Pan Romek w prywatnych wiadomościach na Facebooku zadaje mi pytanie o to, co proponuję w kwestii palestyńskiej, skoro nie „rozwiązanie dwupaństwowe”? Profil pana Romka jest skromny — nie wiadomo, gdzie mieszka ani czym się zajmuje. Zastanawiam się, dlaczego zwraca się z tym dręczącym go pytaniem akurat do mnie, mieszkańca Dobrzynia nad Wisłą? Być może wyczytał gdzieś, że jestem emerytowanym dziennikarzem i nie domyślił się tego, że byłem dziennikarzem jeszcze wtedy, kiedy wierzono, że dziennikarze mają informować, a nie wymyślać rozwiązania konfliktów w odległych krajach.

Zastanawiam się, czy pan Romek próbował kiedykolwiek rozwiązać jakikolwiek problem swojej gminy, pomóc w czymkolwiek najbliższemu sąsiadowi czy komuś z rodziny?

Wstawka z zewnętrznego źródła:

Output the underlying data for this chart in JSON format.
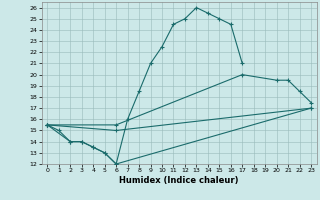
{
  "xlabel": "Humidex (Indice chaleur)",
  "xlim": [
    -0.5,
    23.5
  ],
  "ylim": [
    12,
    26.5
  ],
  "yticks": [
    12,
    13,
    14,
    15,
    16,
    17,
    18,
    19,
    20,
    21,
    22,
    23,
    24,
    25,
    26
  ],
  "xticks": [
    0,
    1,
    2,
    3,
    4,
    5,
    6,
    7,
    8,
    9,
    10,
    11,
    12,
    13,
    14,
    15,
    16,
    17,
    18,
    19,
    20,
    21,
    22,
    23
  ],
  "bg_color": "#cce8e8",
  "grid_color": "#99bbbb",
  "line_color": "#1a6b6b",
  "lines": [
    {
      "x": [
        0,
        1,
        2,
        3,
        4,
        5,
        6,
        7,
        8,
        9,
        10,
        11,
        12,
        13,
        14,
        15,
        16,
        17
      ],
      "y": [
        15.5,
        15.0,
        14.0,
        14.0,
        13.5,
        13.0,
        12.0,
        16.0,
        18.5,
        21.0,
        22.5,
        24.5,
        25.0,
        26.0,
        25.5,
        25.0,
        24.5,
        21.0
      ]
    },
    {
      "x": [
        0,
        2,
        3,
        4,
        5,
        6,
        23
      ],
      "y": [
        15.5,
        14.0,
        14.0,
        13.5,
        13.0,
        12.0,
        17.0
      ]
    },
    {
      "x": [
        0,
        6,
        17,
        20,
        21,
        22,
        23
      ],
      "y": [
        15.5,
        15.5,
        20.0,
        19.5,
        19.5,
        18.5,
        17.5
      ]
    },
    {
      "x": [
        0,
        6,
        23
      ],
      "y": [
        15.5,
        15.0,
        17.0
      ]
    }
  ]
}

Naprawianie świata jest zazwyczaj specjalnością ludzi, którzy nie potrafią pomóc sami sobie, a tym bardziej drugiemu człowiekowi.

Zapytałem pana Romka (tak, podpisuje się Romek, a nie Roman, co może wskazywać na głębokie przywiązanie do infantylizmu), dlaczego akurat mam mieć propozycję dla Palestyńczyków, a nie dla Demokratycznej Republiki Konga? Odpowiedział, że ma również jedynie słuszne rozwiązanie dla DRK. Proponuje zatem nasz Romek, żeby międzynarodowe siły pokojowe zakończyły wojnę domową w Demokratycznej Republice Konga, a następnie rozpisały wolne wybory.

Zadałem Romkowi kilka niestosownych pytań — czy kiedykolwiek interesował się mapami, czy wie, że Kongo to ponad sto milionów ludności, ponad dwieście grup etnicznych, których wspólnym językiem jest francuski? Czy może słyszał, że wojny domowe w Kongo po uzyskaniu niepodległości pochłonęły dziesięć do dwudziestu milionów ludzkich istnień, a dokładnych liczb nie ma, bo nikt nie prowadzi dokładnych statystyk? Dalsze moje pytania do naszego Romka były jeszcze bardziej retoryczne, bo niby skąd nasz Romek ma wiedzieć, że Uniwersytet im. Patryka Lumumby w Moskwie to „Watykan” rosyjskiej walki z imperializmem i kolonializmem, że tu kształcili się i nadal kształcą się ludzie, których zadaniem jest podtrzymywanie morderczej walki o pokój?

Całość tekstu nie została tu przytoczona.